Stocks at the delivery point fell by 2.7 million barrels last week, EIA data showed. Bottlenecks at the oil hub have depressed WTI prices for three years.
U.S. crude narrowed its gap with Brent to less than $8 on Wednesday, the smallest since early October. The spread
"A further draining of crude stocks at Cushing is assumed by many," Harry Tchilinguirian, head of commodity markets strategy at BNP Paribas, said in a note to clients.
U.S. oil stocks climbed by a more-than-expected 3.3 million barrels in the week to Feb. 7, while distillate stocks fell by a smaller-than-expected 731,000 barrels, EIA data showed.

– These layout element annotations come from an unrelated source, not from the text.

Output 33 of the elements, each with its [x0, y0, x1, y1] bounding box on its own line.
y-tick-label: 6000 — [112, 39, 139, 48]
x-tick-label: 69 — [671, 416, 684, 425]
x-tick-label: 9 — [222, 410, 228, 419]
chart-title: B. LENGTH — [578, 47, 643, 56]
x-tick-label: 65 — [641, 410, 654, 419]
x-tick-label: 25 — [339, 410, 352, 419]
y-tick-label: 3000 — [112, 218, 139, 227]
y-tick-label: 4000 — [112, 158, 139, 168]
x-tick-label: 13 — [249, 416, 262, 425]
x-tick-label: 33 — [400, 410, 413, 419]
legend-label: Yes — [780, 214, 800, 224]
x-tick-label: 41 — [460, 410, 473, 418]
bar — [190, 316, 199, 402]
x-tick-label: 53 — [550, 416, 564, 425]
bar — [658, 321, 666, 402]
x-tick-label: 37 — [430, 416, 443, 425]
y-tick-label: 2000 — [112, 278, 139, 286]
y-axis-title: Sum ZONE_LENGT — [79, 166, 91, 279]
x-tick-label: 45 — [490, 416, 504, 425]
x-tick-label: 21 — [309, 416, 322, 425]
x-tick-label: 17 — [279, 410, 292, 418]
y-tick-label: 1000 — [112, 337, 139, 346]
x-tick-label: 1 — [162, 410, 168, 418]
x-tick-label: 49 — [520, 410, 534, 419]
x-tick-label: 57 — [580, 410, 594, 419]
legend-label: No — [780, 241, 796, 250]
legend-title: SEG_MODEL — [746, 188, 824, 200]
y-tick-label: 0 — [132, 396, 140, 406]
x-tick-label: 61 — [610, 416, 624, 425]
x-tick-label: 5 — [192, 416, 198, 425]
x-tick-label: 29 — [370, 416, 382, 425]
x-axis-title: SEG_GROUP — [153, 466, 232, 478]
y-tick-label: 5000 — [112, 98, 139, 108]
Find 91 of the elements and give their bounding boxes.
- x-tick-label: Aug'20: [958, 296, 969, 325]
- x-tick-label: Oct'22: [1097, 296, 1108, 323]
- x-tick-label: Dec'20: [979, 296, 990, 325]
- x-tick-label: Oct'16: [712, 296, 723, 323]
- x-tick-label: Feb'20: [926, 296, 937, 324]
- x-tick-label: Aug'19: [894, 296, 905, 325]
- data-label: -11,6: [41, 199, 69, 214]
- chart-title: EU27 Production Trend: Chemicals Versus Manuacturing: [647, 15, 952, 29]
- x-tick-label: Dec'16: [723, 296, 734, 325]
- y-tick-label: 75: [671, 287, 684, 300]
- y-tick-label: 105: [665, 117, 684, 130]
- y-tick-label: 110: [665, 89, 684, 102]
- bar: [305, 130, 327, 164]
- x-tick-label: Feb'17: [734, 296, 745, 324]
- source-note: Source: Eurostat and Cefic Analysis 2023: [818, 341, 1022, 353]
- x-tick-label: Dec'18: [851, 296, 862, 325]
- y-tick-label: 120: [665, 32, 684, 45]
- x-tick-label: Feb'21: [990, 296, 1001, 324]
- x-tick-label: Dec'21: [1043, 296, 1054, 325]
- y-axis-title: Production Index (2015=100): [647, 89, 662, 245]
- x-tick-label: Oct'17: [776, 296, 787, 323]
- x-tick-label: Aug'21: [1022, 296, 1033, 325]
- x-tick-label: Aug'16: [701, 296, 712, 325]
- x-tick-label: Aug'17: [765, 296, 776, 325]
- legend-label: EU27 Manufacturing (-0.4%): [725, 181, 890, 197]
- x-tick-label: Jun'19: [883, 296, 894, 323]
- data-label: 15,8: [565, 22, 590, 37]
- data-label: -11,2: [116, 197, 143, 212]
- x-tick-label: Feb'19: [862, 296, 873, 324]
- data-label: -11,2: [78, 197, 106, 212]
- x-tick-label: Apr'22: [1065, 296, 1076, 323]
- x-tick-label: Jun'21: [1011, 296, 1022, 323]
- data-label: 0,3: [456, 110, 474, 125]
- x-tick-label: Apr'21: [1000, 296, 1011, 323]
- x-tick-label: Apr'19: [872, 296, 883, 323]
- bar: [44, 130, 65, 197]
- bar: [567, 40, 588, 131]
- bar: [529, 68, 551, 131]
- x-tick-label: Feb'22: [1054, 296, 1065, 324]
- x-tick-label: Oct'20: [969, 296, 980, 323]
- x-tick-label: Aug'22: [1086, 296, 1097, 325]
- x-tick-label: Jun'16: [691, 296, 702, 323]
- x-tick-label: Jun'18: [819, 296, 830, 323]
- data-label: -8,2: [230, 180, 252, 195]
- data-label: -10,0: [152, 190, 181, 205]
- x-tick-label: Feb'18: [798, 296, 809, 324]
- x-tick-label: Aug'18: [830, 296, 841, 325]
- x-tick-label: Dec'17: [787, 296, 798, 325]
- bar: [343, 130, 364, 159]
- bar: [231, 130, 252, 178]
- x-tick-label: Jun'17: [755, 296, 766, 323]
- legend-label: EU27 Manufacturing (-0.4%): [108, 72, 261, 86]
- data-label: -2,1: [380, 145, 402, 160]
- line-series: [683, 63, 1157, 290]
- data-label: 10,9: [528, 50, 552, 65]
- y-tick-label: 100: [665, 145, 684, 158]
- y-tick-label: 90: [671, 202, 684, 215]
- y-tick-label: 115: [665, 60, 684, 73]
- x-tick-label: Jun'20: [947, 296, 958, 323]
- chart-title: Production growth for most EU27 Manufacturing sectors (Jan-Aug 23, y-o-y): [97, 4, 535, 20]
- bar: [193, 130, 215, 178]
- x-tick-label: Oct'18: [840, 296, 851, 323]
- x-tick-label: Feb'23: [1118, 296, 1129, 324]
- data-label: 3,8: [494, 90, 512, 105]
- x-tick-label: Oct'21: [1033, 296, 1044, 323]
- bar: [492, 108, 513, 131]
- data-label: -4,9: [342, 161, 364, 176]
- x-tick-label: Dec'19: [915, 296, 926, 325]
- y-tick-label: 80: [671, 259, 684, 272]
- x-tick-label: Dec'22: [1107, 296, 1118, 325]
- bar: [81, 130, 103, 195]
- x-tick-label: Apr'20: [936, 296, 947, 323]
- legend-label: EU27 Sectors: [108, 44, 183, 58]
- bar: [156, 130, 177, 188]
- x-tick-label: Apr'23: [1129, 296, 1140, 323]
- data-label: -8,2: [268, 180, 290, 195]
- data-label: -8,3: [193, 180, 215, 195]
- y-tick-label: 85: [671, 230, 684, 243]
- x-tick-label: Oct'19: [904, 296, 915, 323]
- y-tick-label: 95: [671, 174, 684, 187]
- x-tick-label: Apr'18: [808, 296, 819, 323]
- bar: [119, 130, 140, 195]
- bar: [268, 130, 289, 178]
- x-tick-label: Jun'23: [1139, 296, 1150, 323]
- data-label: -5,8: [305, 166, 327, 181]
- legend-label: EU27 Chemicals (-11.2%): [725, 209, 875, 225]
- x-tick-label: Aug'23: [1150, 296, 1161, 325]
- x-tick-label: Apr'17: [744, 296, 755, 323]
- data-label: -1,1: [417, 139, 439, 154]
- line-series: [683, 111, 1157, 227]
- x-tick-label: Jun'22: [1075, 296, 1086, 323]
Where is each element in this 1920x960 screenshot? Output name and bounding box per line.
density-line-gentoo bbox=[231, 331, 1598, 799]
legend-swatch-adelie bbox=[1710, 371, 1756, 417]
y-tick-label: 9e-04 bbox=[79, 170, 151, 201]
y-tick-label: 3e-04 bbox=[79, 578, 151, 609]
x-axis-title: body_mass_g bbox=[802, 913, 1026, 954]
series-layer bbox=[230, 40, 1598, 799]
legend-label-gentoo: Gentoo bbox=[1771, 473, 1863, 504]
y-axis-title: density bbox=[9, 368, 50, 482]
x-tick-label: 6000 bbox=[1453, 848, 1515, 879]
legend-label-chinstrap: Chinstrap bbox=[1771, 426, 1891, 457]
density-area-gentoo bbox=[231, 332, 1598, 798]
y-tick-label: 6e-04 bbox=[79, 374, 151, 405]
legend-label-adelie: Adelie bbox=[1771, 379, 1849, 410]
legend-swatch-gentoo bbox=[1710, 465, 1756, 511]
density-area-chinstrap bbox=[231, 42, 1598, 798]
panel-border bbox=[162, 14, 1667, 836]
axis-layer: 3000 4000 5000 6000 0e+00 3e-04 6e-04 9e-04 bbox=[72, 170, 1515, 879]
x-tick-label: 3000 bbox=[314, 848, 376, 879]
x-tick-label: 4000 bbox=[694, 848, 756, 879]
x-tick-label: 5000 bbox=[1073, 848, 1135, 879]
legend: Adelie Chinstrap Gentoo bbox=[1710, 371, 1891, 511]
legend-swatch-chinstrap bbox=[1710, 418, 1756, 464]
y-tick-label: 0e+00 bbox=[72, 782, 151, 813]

Crude oil demand traditionally dips in the second quarter of the year as large northern hemisphere refineries reduce capacity for maintenance.
But the oil market is concerned by faltering supply with eyes on OPEC producers Libya, Iraq and Iran, all of which have been pumping well below capacity in recent years.
Oil prices may find some support from the potential for further supply interruptions from Libya, where protesters have shut gas and oil pipelines from the Wafa oilfield and blocked another line from the larger El Sharara field.
A spokesman for Libya's National Oil Corporation said production had fallen to 460,000 bpd.